🤖 AI Summary
This work investigates the decoupling of demographic bias mechanisms from foundational identification capabilities in language models: specifically, whether racial/gender stereotypes can be mitigated without degrading accuracy in recognizing names, occupations, or education levels. We propose a multi-task evaluation framework and sparse autoencoder-based interpretability analysis, revealing—for the first time—that bias stems from task-specific internal mechanisms rather than global demographic token representations. Building on this insight, we design dual-path intervention strategies: attribution-driven and correlation-driven feature localization and editing. Applying surgical inference-time interventions on Gemma-2-9B yields three key results: (1) occupational stereotyping is significantly reduced while name recognition accuracy remains intact; (2) educational bias mitigation is more effectively achieved via correlation-driven methods; and (3) attribution-based ablation induces prior collapse and paradoxical bias amplification, empirically validating both the necessity and efficacy of mechanistic decoupling.
📝 Abstract
We investigate how independent demographic bias mechanisms are from general demographic recognition in language models. Using a multi-task evaluation setup where demographics are associated with names, professions, and education levels, we measure whether models can be debiased while preserving demographic detection capabilities.
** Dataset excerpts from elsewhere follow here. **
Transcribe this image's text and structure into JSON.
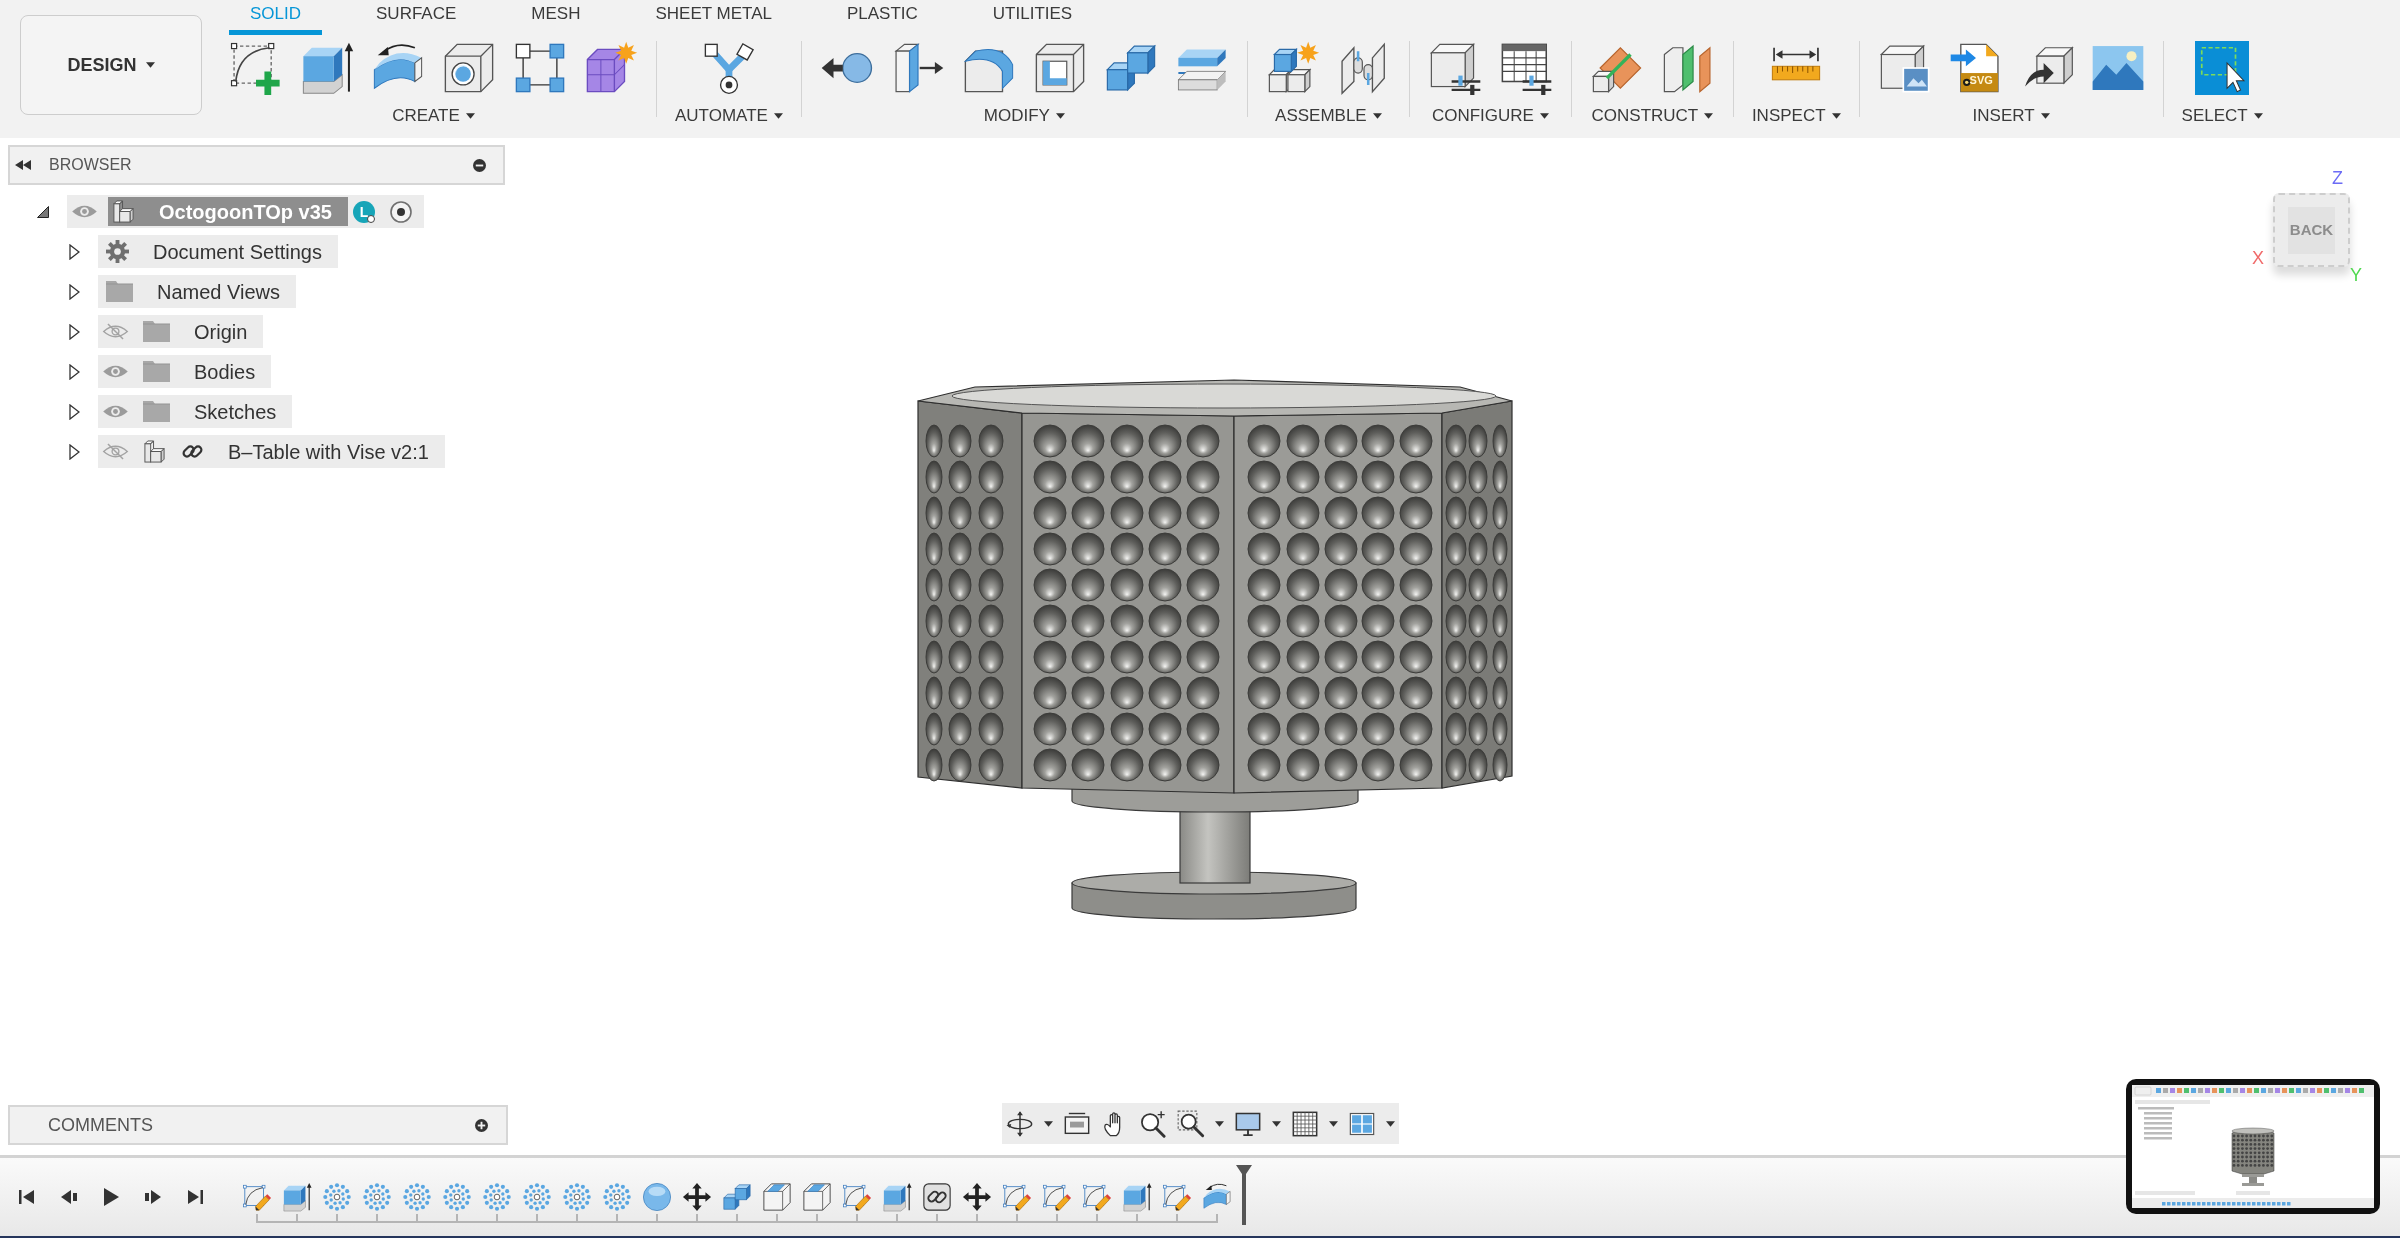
{
  "workspace": {
    "label": "DESIGN"
  },
  "tabs": [
    {
      "label": "SOLID",
      "selected": true
    },
    {
      "label": "SURFACE",
      "selected": false
    },
    {
      "label": "MESH",
      "selected": false
    },
    {
      "label": "SHEET METAL",
      "selected": false
    },
    {
      "label": "PLASTIC",
      "selected": false
    },
    {
      "label": "UTILITIES",
      "selected": false
    }
  ],
  "tool_groups": [
    {
      "label": "CREATE",
      "tools": [
        {
          "kind": "sketch"
        },
        {
          "kind": "extrude"
        },
        {
          "kind": "revolve"
        },
        {
          "kind": "hole"
        },
        {
          "kind": "pattern"
        },
        {
          "kind": "form"
        }
      ]
    },
    {
      "label": "AUTOMATE",
      "tools": [
        {
          "kind": "automate"
        }
      ]
    },
    {
      "label": "MODIFY",
      "tools": [
        {
          "kind": "press_pull"
        },
        {
          "kind": "slab_arrow"
        },
        {
          "kind": "fillet"
        },
        {
          "kind": "shell"
        },
        {
          "kind": "combine"
        },
        {
          "kind": "plates"
        }
      ]
    },
    {
      "label": "ASSEMBLE",
      "tools": [
        {
          "kind": "new_component"
        },
        {
          "kind": "joint"
        }
      ]
    },
    {
      "label": "CONFIGURE",
      "tools": [
        {
          "kind": "cube_sliders"
        },
        {
          "kind": "table_sliders"
        }
      ]
    },
    {
      "label": "CONSTRUCT",
      "tools": [
        {
          "kind": "offset_plane"
        },
        {
          "kind": "planes"
        }
      ]
    },
    {
      "label": "INSPECT",
      "tools": [
        {
          "kind": "measure"
        }
      ]
    },
    {
      "label": "INSERT",
      "tools": [
        {
          "kind": "cube_picture"
        },
        {
          "kind": "svg_file",
          "text": "SVG"
        },
        {
          "kind": "cube_arrow"
        },
        {
          "kind": "picture"
        }
      ]
    },
    {
      "label": "SELECT",
      "tools": [
        {
          "kind": "select"
        }
      ]
    }
  ],
  "browser": {
    "title": "BROWSER",
    "tree": [
      {
        "label": "OctogoonTOp v35",
        "kind": "component",
        "expanded": true,
        "selected": true,
        "visible": true,
        "badge": "L",
        "active": true,
        "children": [
          {
            "label": "Document Settings",
            "kind": "settings",
            "expanded": false,
            "selected": false
          },
          {
            "label": "Named Views",
            "kind": "folder",
            "expanded": false,
            "selected": false
          },
          {
            "label": "Origin",
            "kind": "folder",
            "expanded": false,
            "selected": false,
            "visible": false
          },
          {
            "label": "Bodies",
            "kind": "folder",
            "expanded": false,
            "selected": false,
            "visible": true
          },
          {
            "label": "Sketches",
            "kind": "folder",
            "expanded": false,
            "selected": false,
            "visible": true
          },
          {
            "label": "B–Table with Vise v2:1",
            "kind": "linked_component",
            "expanded": false,
            "selected": false,
            "visible": false
          }
        ]
      }
    ]
  },
  "view_cube": {
    "face": "BACK",
    "axes": [
      {
        "label": "Z",
        "color": "#6c6cf5"
      },
      {
        "label": "X",
        "color": "#f06a6a"
      },
      {
        "label": "Y",
        "color": "#4fd84f"
      }
    ]
  },
  "comments": {
    "title": "COMMENTS"
  },
  "timeline": {
    "features": [
      {
        "kind": "sketch"
      },
      {
        "kind": "extrude"
      },
      {
        "kind": "pattern"
      },
      {
        "kind": "pattern"
      },
      {
        "kind": "pattern"
      },
      {
        "kind": "pattern"
      },
      {
        "kind": "pattern"
      },
      {
        "kind": "pattern"
      },
      {
        "kind": "pattern"
      },
      {
        "kind": "pattern"
      },
      {
        "kind": "sphere"
      },
      {
        "kind": "move"
      },
      {
        "kind": "combine"
      },
      {
        "kind": "chamfer"
      },
      {
        "kind": "chamfer"
      },
      {
        "kind": "sketch"
      },
      {
        "kind": "extrude"
      },
      {
        "kind": "link"
      },
      {
        "kind": "move"
      },
      {
        "kind": "sketch"
      },
      {
        "kind": "sketch"
      },
      {
        "kind": "sketch"
      },
      {
        "kind": "extrude"
      },
      {
        "kind": "sketch"
      },
      {
        "kind": "revolve"
      }
    ]
  }
}
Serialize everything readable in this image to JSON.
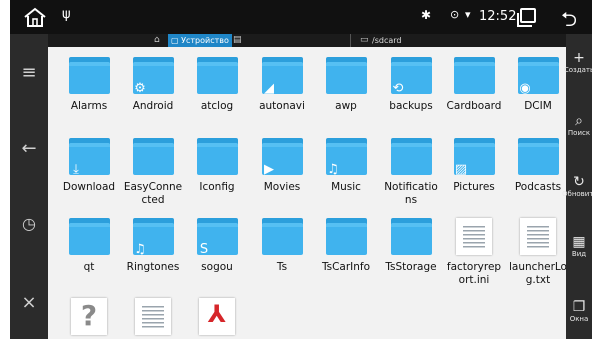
{
  "status_bar": {
    "home_icon": "home-icon",
    "usb_glyph": "ψ",
    "bluetooth_glyph": "✱",
    "location_glyph": "⊙",
    "wifi_glyph": "▾",
    "time": "12:52",
    "back_glyph": "⮌"
  },
  "breadcrumb": {
    "device_label": "Устройство",
    "sdcard_label": "/sdcard"
  },
  "left_sidebar": {
    "menu_glyph": "≡",
    "back_glyph": "←",
    "history_glyph": "◷",
    "close_glyph": "×"
  },
  "right_sidebar": [
    {
      "icon": "+",
      "label": "Создать"
    },
    {
      "icon": "⌕",
      "label": "Поиск"
    },
    {
      "icon": "↻",
      "label": "Обновить"
    },
    {
      "icon": "▦",
      "label": "Вид"
    },
    {
      "icon": "❐",
      "label": "Окна"
    }
  ],
  "files": [
    {
      "name": "Alarms",
      "type": "folder",
      "badge": ""
    },
    {
      "name": "Android",
      "type": "folder",
      "badge": "⚙"
    },
    {
      "name": "atclog",
      "type": "folder",
      "badge": ""
    },
    {
      "name": "autonavi",
      "type": "folder",
      "badge": "◢"
    },
    {
      "name": "awp",
      "type": "folder",
      "badge": ""
    },
    {
      "name": "backups",
      "type": "folder",
      "badge": "⟲"
    },
    {
      "name": "Cardboard",
      "type": "folder",
      "badge": ""
    },
    {
      "name": "DCIM",
      "type": "folder",
      "badge": "◉"
    },
    {
      "name": "Download",
      "type": "folder",
      "badge": "⤓"
    },
    {
      "name": "EasyConne\ncted",
      "type": "folder",
      "badge": ""
    },
    {
      "name": "Iconfig",
      "type": "folder",
      "badge": ""
    },
    {
      "name": "Movies",
      "type": "folder",
      "badge": "▶"
    },
    {
      "name": "Music",
      "type": "folder",
      "badge": "♫"
    },
    {
      "name": "Notificatio\nns",
      "type": "folder",
      "badge": ""
    },
    {
      "name": "Pictures",
      "type": "folder",
      "badge": "▨"
    },
    {
      "name": "Podcasts",
      "type": "folder",
      "badge": ""
    },
    {
      "name": "qt",
      "type": "folder",
      "badge": ""
    },
    {
      "name": "Ringtones",
      "type": "folder",
      "badge": "♫"
    },
    {
      "name": "sogou",
      "type": "folder",
      "badge": "S"
    },
    {
      "name": "Ts",
      "type": "folder",
      "badge": ""
    },
    {
      "name": "TsCarInfo",
      "type": "folder",
      "badge": ""
    },
    {
      "name": "TsStorage",
      "type": "folder",
      "badge": ""
    },
    {
      "name": "factoryrep\nort.ini",
      "type": "doc",
      "badge": ""
    },
    {
      "name": "launcherLo\ng.txt",
      "type": "doc",
      "badge": ""
    },
    {
      "name": "",
      "type": "unknown",
      "badge": "?"
    },
    {
      "name": "",
      "type": "doc",
      "badge": ""
    },
    {
      "name": "",
      "type": "pdf",
      "badge": "⅄"
    }
  ]
}
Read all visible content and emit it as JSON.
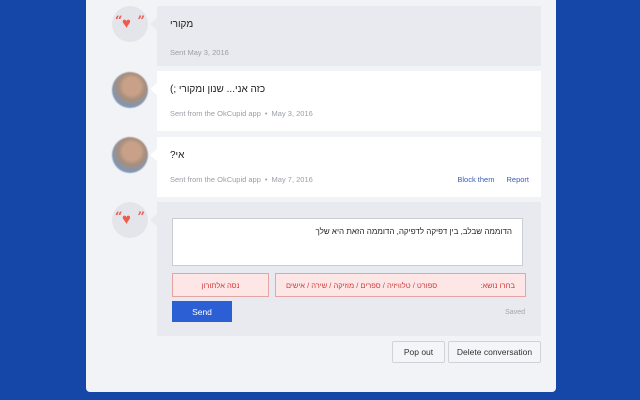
{
  "messages": [
    {
      "text": "מקורי",
      "meta": "Sent May 3, 2016",
      "from": "me"
    },
    {
      "text": "כזה אני... שנון ומקורי ;)",
      "source": "Sent from the OkCupid app",
      "date": "May 3, 2016",
      "from": "them"
    },
    {
      "text": "אי?",
      "source": "Sent from the OkCupid app",
      "date": "May 7, 2016",
      "from": "them",
      "actions": {
        "block": "Block them",
        "report": "Report"
      }
    }
  ],
  "compose": {
    "draft": "הדוממה שבלב, בין דפיקה לדפיקה, הדוממה הזאת היא שלך",
    "chip_left": "נסה אלתורון",
    "chip_right_label": "בחרו נושא:",
    "chip_right_options": "ספורט / טלוויזיה / ספרים / מוזיקה / שירה / אישים",
    "send_label": "Send",
    "saved_label": "Saved"
  },
  "footer": {
    "pop_out": "Pop out",
    "delete": "Delete conversation"
  },
  "colors": {
    "background": "#1447a8",
    "accent": "#2d5fd4",
    "heart": "#ef5a4b",
    "chip_text": "#d33b3b"
  }
}
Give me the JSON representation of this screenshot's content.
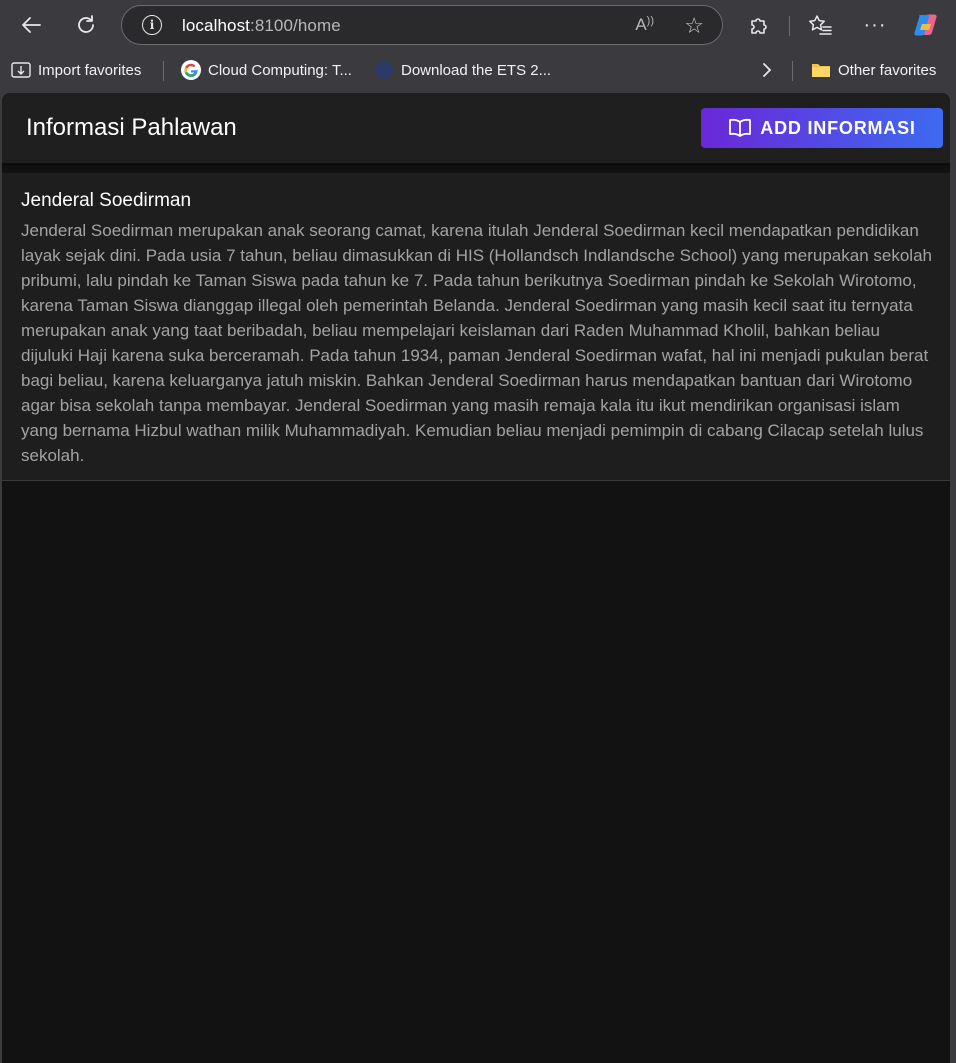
{
  "browser": {
    "url_host": "localhost",
    "url_rest": ":8100/home",
    "read_aloud_glyph": "Ȃ",
    "bookmarks": [
      {
        "label": "Import favorites",
        "icon": "import-icon"
      },
      {
        "label": "Cloud Computing: T...",
        "icon": "google-icon"
      },
      {
        "label": "Download the ETS 2...",
        "icon": "globe-icon"
      }
    ],
    "other_favorites": "Other favorites"
  },
  "header": {
    "title": "Informasi Pahlawan",
    "add_button": "ADD INFORMASI",
    "accent_start": "#6a28d8",
    "accent_end": "#3d6af0"
  },
  "items": [
    {
      "name": "Jenderal Soedirman",
      "description": "Jenderal Soedirman merupakan anak seorang camat, karena itulah Jenderal Soedirman kecil mendapatkan pendidikan layak sejak dini. Pada usia 7 tahun, beliau dimasukkan di HIS (Hollandsch Indlandsche School) yang merupakan sekolah pribumi, lalu pindah ke Taman Siswa pada tahun ke 7. Pada tahun berikutnya Soedirman pindah ke Sekolah Wirotomo, karena Taman Siswa dianggap illegal oleh pemerintah Belanda. Jenderal Soedirman yang masih kecil saat itu ternyata merupakan anak yang taat beribadah, beliau mempelajari keislaman dari Raden Muhammad Kholil, bahkan beliau dijuluki Haji karena suka berceramah. Pada tahun 1934, paman Jenderal Soedirman wafat, hal ini menjadi pukulan berat bagi beliau, karena keluarganya jatuh miskin. Bahkan Jenderal Soedirman harus mendapatkan bantuan dari Wirotomo agar bisa sekolah tanpa membayar. Jenderal Soedirman yang masih remaja kala itu ikut mendirikan organisasi islam yang bernama Hizbul wathan milik Muhammadiyah. Kemudian beliau menjadi pemimpin di cabang Cilacap setelah lulus sekolah."
    }
  ]
}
We compare attribution-based and correlation-based methods for locating bias features. We find that targeted sparse autoencoder feature ablations in Gemma-2-9B reduce bias without degrading recognition performance: attribution-based ablations mitigate race and gender profession stereotypes while preserving name recognition accuracy, whereas correlation-based ablations are more effective for education bias. Qualitative analysis further reveals that removing attribution features in education tasks induces ``prior collapse'', thus increasing overall bias. This highlights the need for dimension-specific interventions. Overall, our results show that demographic bias arises from task-specific mechanisms rather than absolute demographic markers, and that mechanistic inference-time interventions can enable surgical debiasing without compromising core model capabilities.